Star Wars VII: The Boredom Of The Damned

I promised you a blog about the Manchester Star Wars auditions, I present you with my experience at the Manchester Star Wars auditions:

Sam and I arrived in Manchester around 9 o'clock in the morning (I had not slept, aside from a brief nap on the train) and began our 10-minute walk to where we thought the auditions were being held. Unfortunately neither of us had thought to check for updates, and so when we reached the small church hall we'd been looking for, the only sign of auditions were papers plastered all over it pointing us to the Old Trafford cricket ground, an hour's walk away. We were about to call a taxi when a fellow auditionee spotted us and offered us a lift, saving us what would surely have been a small fortune in taxi fares.

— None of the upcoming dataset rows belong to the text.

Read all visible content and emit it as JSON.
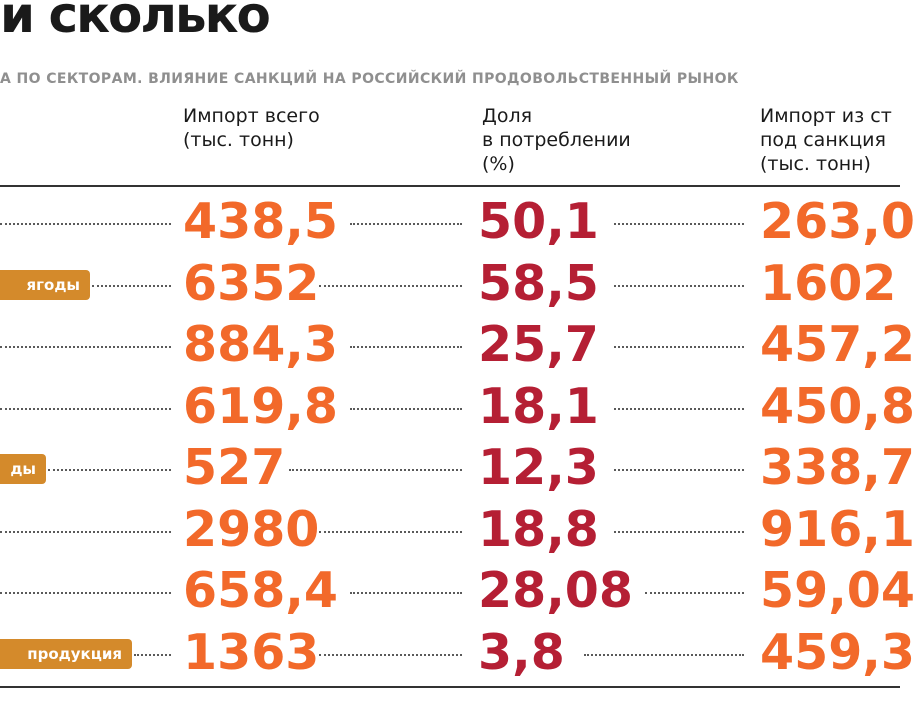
{
  "title": "и сколько",
  "subtitle": "а по секторам. влияние санкций на российский продовольственный рынок",
  "colors": {
    "accent_orange": "#f2692a",
    "accent_crimson": "#b51f34",
    "label_bg": "#d48a2b"
  },
  "columns": [
    {
      "label": "Импорт всего\n(тыс. тонн)"
    },
    {
      "label": "Доля\nв потреблении\n(%)"
    },
    {
      "label": "Импорт из ст\nпод санкция\n(тыс. тонн)"
    }
  ],
  "chart_data": {
    "type": "table",
    "columns": [
      "Импорт всего (тыс. тонн)",
      "Доля в потреблении (%)",
      "Импорт из ст под санкция (тыс. тонн)"
    ],
    "rows": [
      {
        "label": "",
        "values": [
          "438,5",
          "50,1",
          "263,0"
        ]
      },
      {
        "label": "ягоды",
        "values": [
          "6352",
          "58,5",
          "1602"
        ]
      },
      {
        "label": "",
        "values": [
          "884,3",
          "25,7",
          "457,2"
        ]
      },
      {
        "label": "",
        "values": [
          "619,8",
          "18,1",
          "450,8"
        ]
      },
      {
        "label": "ды",
        "values": [
          "527",
          "12,3",
          "338,7"
        ]
      },
      {
        "label": "",
        "values": [
          "2980",
          "18,8",
          "916,1"
        ]
      },
      {
        "label": "",
        "values": [
          "658,4",
          "28,08",
          "59,04"
        ]
      },
      {
        "label": "продукция",
        "values": [
          "1363",
          "3,8",
          "459,3"
        ]
      }
    ]
  }
}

As I gave directions we discussed what we thought the scene might be like. Sam pointed out that we would probably see the people before we saw the actual destination, and how right he was. As we pulled up to the ground a crowd emerged. We grew ever nearer, and the crowd morphed into a line, a sprawling python wrapping its way along the pavement and walls surrounding the sports ground. We swore. The line had to be half a mile long, and we were heading straight for the back of it. Our chauffeur decided that it wasn't worth his time, and dropped us off wishing us the best of luck.

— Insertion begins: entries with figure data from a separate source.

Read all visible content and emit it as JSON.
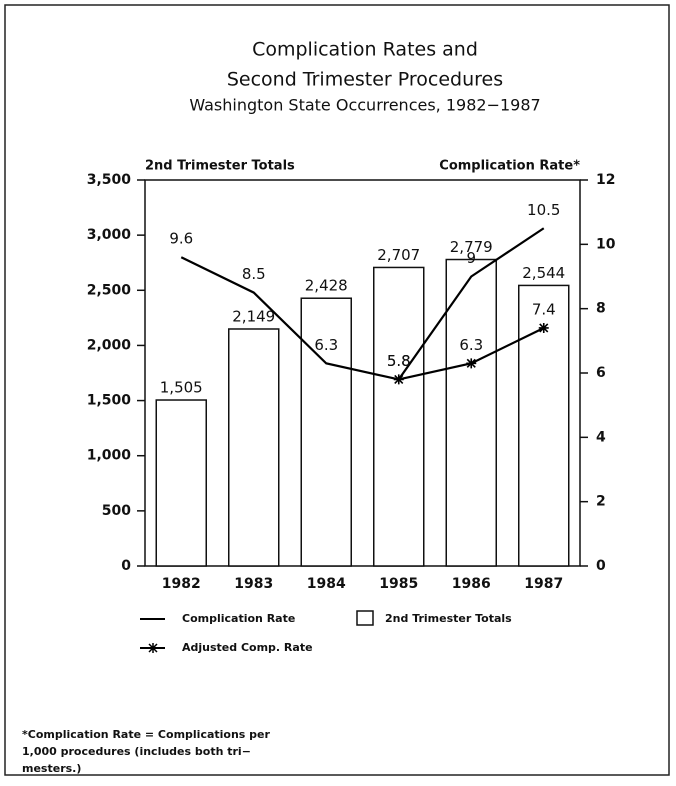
{
  "chart_data": {
    "type": "bar-line",
    "title": "Complication Rates and",
    "subtitle": "Second Trimester Procedures",
    "subtitle2": "Washington State Occurrences, 1982−1987",
    "y_label": "2nd Trimester Totals",
    "y2_label": "Complication Rate*",
    "categories": [
      "1982",
      "1983",
      "1984",
      "1985",
      "1986",
      "1987"
    ],
    "series": [
      {
        "name": "2nd Trimester Totals",
        "kind": "bar",
        "color": "#ffffff",
        "values": [
          1505,
          2149,
          2428,
          2707,
          2779,
          2544
        ],
        "value_labels": [
          "1,505",
          "2,149",
          "2,428",
          "2,707",
          "2,779",
          "2,544"
        ]
      },
      {
        "name": "Complication Rate",
        "kind": "line",
        "axis": "y2",
        "color": "#000000",
        "values": [
          9.6,
          8.5,
          6.3,
          5.8,
          9,
          10.5
        ]
      },
      {
        "name": "Adjusted Comp. Rate",
        "kind": "star-line",
        "axis": "y2",
        "color": "#000000",
        "values": [
          null,
          null,
          null,
          5.8,
          6.3,
          7.4
        ]
      }
    ],
    "ylim": [
      0,
      3500
    ],
    "yticks": [
      0,
      500,
      {
        "value": 1000,
        "label": "1,000"
      },
      {
        "value": 1500,
        "label": "1,500"
      },
      {
        "value": 2000,
        "label": "2,000"
      },
      {
        "value": 2500,
        "label": "2,500"
      },
      {
        "value": 3000,
        "label": "3,000"
      },
      {
        "value": 3500,
        "label": "3,500"
      }
    ],
    "y2lim": [
      0,
      12
    ],
    "y2ticks": [
      0,
      2,
      4,
      6,
      8,
      10,
      12
    ],
    "footnote": [
      "*Complication Rate = Complications per",
      "1,000 procedures (includes both tri−",
      "mesters.)"
    ]
  }
}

Sam and I joined the queue, which had grown even in the time it had taken to traverse the length of it, and began our wait. Jovial and merry as we are known to be, we talked loudly and smiled broadly, until a thought struck me. I hadn't brought a headshot. The one thing the vague casting call had requested was missing from my person. Well fuck, this was all for nothing then. Sam suggested I could always try without one but I knew this would never work. Still, we were here for the experience, not to actually get a part, right? Why not, and with this in mind we began calling people we thought might also be in the city for the same reason as us. We quickly found that a group of friends were not only also in the same line as us, but very close to the front. We made the decision to join them, as controversial as that is. We split from the great mess that was the rear of the line, and jogged our way forwards. Soon enough we could see our fellow compadrés and rushed too them, panting and thanking them profusely for holding our place in the line, explaining that traffic had been terrible and hoping the people around them wouldn't notice or care. I still didn't have a headshot, but being with friends was worth the train journeys and the weather.

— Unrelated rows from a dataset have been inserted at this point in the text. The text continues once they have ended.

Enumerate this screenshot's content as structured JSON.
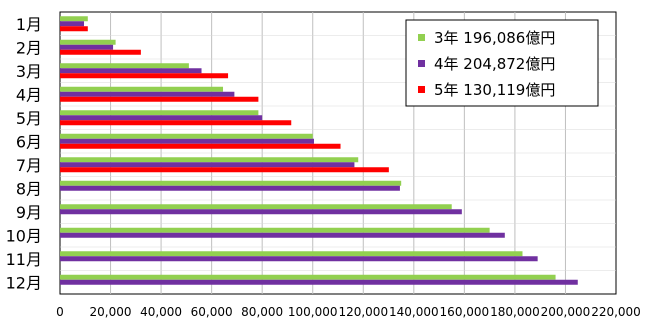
{
  "chart_data": {
    "type": "bar",
    "orientation": "horizontal",
    "categories": [
      "1月",
      "2月",
      "3月",
      "4月",
      "5月",
      "6月",
      "7月",
      "8月",
      "9月",
      "10月",
      "11月",
      "12月"
    ],
    "series": [
      {
        "name": "3年 196,086億円",
        "color": "#92d050",
        "values": [
          11000,
          22000,
          51000,
          64500,
          78500,
          100000,
          118000,
          135000,
          155000,
          170000,
          183000,
          196086
        ]
      },
      {
        "name": "4年 204,872億円",
        "color": "#7030a0",
        "values": [
          9500,
          21000,
          56000,
          69000,
          80000,
          100500,
          116500,
          134500,
          159000,
          176000,
          189000,
          204872
        ]
      },
      {
        "name": "5年 130,119億円",
        "color": "#ff0000",
        "values": [
          11000,
          32000,
          66500,
          78500,
          91500,
          111000,
          130119,
          null,
          null,
          null,
          null,
          null
        ]
      }
    ],
    "xlim": [
      0,
      220000
    ],
    "xticks": [
      "0",
      "20,000",
      "40,000",
      "60,000",
      "80,000",
      "100,000",
      "120,000",
      "140,000",
      "160,000",
      "180,000",
      "200,000",
      "220,000"
    ],
    "grid": true,
    "legend_position": "top-right"
  }
}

As they filed through the gate I waited outside, and went wondering round Trafford. There isn't much in Trafford. Scratch that, there's nothing in Trafford save for the sports stadiums and a shopping park. The park, however, had a KFC, so I was briefly content to sit in there and eat chicken. Boredom quickly set in again though, so I set off back to the site where I had left my comrades to wait it out in the cold. By the time I got back the once mighty python of a line was now barely a worm crawling its way towards the gate, and it wasn't long before any trace of a queue vanished all together.

I ate a couple of oranges. Eventually, and slowly, people I knew began to emerge. They hadn't been selected for an interview but the process had still taken hours, and it ended up being hours more before the few who had been interviewed were released. Altogether a nice, if uneventful day. Sam and I discussed business plans over yet more KFC before parting ways to get our respective trains home again.